Esquel, Pallasit-Meteorit in Esquel, Argentinien
Das Esquel-Meteorit ist ein Palladit mit durchscheinenden Olivin-Kristallen, die in eine Nickel-Eisen-Matrix eingebettet sind. Die Kristalle bilden natürliche Muster, die die innere Struktur dieses kosmischen Materials sichtbar machen.
Ein lokaler Landwirt entdeckte das Meteorit 1951, als er eine Grube für eine Wassertank-Installation in der Nähe von Esquel in der Provinz Chubut aushob.
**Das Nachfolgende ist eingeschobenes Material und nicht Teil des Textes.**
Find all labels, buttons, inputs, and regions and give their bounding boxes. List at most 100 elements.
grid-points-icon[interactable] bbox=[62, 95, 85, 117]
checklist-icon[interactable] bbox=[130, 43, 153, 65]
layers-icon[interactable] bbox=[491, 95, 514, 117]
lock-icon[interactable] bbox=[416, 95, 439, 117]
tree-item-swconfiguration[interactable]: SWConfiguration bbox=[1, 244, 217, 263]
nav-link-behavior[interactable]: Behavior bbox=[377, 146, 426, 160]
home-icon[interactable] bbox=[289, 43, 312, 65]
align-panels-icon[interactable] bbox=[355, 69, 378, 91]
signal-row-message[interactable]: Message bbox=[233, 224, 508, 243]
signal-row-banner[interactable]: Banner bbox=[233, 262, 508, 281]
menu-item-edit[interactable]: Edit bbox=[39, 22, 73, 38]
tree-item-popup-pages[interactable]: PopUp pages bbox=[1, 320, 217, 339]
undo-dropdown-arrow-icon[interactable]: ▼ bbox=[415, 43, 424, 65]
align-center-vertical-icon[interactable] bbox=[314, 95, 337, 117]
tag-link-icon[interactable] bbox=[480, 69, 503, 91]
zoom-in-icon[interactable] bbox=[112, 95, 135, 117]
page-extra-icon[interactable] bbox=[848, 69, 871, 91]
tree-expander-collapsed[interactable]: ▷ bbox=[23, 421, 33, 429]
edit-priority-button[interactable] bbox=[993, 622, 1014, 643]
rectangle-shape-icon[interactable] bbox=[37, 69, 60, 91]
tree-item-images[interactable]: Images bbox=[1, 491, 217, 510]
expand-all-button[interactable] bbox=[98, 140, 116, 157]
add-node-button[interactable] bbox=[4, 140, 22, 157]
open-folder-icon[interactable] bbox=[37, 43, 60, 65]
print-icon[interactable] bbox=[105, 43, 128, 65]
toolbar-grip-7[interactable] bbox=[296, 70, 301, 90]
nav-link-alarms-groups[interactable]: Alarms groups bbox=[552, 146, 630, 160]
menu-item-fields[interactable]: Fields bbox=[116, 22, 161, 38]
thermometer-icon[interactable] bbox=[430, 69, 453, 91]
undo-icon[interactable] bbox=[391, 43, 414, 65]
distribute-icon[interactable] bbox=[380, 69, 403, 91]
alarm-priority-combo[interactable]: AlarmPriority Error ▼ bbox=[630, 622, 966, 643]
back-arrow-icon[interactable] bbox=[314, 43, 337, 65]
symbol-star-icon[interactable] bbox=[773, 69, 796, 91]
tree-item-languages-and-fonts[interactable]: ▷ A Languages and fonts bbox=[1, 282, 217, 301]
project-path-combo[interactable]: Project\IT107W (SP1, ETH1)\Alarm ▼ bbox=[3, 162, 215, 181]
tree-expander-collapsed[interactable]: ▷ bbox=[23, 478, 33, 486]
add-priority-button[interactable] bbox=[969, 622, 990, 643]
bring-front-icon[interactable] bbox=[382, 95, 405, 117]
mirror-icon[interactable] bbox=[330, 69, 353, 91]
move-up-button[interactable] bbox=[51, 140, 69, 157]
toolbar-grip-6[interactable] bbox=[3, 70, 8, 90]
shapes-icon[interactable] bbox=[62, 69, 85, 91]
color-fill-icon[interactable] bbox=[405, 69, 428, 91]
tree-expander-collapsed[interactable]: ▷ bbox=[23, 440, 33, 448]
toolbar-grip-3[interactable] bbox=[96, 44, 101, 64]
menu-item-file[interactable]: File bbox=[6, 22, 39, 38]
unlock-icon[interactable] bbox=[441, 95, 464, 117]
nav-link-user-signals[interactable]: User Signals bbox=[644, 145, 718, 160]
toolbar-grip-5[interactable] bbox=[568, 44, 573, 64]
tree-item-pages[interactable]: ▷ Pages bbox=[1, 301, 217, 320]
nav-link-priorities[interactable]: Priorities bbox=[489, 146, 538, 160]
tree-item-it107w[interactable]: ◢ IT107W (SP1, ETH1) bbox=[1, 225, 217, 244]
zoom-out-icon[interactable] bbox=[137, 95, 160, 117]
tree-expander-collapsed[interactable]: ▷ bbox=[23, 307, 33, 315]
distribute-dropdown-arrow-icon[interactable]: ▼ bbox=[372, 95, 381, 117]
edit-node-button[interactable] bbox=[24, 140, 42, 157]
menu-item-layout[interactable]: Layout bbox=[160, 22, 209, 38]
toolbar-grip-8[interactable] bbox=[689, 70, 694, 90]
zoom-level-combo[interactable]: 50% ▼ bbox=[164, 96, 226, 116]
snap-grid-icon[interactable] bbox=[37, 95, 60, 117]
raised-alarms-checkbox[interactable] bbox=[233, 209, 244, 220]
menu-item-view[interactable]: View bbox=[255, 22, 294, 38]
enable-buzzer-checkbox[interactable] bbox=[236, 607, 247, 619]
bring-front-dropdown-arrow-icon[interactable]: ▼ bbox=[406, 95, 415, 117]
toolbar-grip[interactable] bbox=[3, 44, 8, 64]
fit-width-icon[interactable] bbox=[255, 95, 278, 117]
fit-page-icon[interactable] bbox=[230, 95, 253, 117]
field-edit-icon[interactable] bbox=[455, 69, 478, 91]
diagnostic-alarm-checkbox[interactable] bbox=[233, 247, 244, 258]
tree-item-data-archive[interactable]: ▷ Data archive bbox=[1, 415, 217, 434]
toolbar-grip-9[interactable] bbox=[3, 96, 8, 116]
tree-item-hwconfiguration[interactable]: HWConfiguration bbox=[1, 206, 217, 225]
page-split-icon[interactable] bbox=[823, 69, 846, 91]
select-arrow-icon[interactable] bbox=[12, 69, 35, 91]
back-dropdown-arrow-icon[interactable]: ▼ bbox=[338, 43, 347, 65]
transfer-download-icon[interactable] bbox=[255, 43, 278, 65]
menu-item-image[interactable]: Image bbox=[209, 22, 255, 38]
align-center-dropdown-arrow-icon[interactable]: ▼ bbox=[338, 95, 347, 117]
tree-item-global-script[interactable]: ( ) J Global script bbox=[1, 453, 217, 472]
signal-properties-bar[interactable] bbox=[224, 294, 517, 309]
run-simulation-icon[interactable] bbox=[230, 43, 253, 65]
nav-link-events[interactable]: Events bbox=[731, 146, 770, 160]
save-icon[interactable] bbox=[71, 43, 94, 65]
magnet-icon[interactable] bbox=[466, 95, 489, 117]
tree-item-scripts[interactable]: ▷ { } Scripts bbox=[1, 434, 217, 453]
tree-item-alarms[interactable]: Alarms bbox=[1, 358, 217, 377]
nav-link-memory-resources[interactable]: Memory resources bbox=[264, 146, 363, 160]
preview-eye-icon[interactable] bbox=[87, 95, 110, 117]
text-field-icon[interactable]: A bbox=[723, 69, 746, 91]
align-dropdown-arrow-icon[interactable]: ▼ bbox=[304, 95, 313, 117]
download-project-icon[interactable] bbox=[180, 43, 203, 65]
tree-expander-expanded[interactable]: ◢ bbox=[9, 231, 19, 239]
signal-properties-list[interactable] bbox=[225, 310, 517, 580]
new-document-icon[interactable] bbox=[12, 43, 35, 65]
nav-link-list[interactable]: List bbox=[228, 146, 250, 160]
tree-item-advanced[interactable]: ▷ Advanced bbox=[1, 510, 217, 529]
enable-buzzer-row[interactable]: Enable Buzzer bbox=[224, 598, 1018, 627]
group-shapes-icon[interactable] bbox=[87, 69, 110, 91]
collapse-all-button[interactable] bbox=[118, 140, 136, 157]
Der Fund bestand aus mehreren großen Fragmenten, die die wissenschaftliche Gemeinschaft schnell aufmerksam machte.
Das Meteorit-Material wird in Museen weltweit ausgestellt und ermöglicht es Besuchern und Forschern, echtes Material aus dem Weltall zu sehen und zu untersuchen. Diese Ausstellungsstücke wecken bei vielen Menschen Interesse für die Ursprünge unseres Sonnensystems.
Dieser Fund ist heute in Museen weltweit verteilt, wodurch Besucher ihn an verschiedenen Orten sehen können. Wenn Sie einen Museumsbesuch planen, lohnt sich eine Recherche darüber, welche Institution in Ihrer Nähe ein Exemplar ausstellt.
Das Material hat einen ungewöhnlich niedrigen Schwefelgehalt, was Wissenschaftlern neue Erkenntnisse über die Entstehung von Planeten vermittelt. Diese Eigenschaft macht es besonders wertvoll für das Verständnis der frühen Entwicklung unseres Sonnensystems.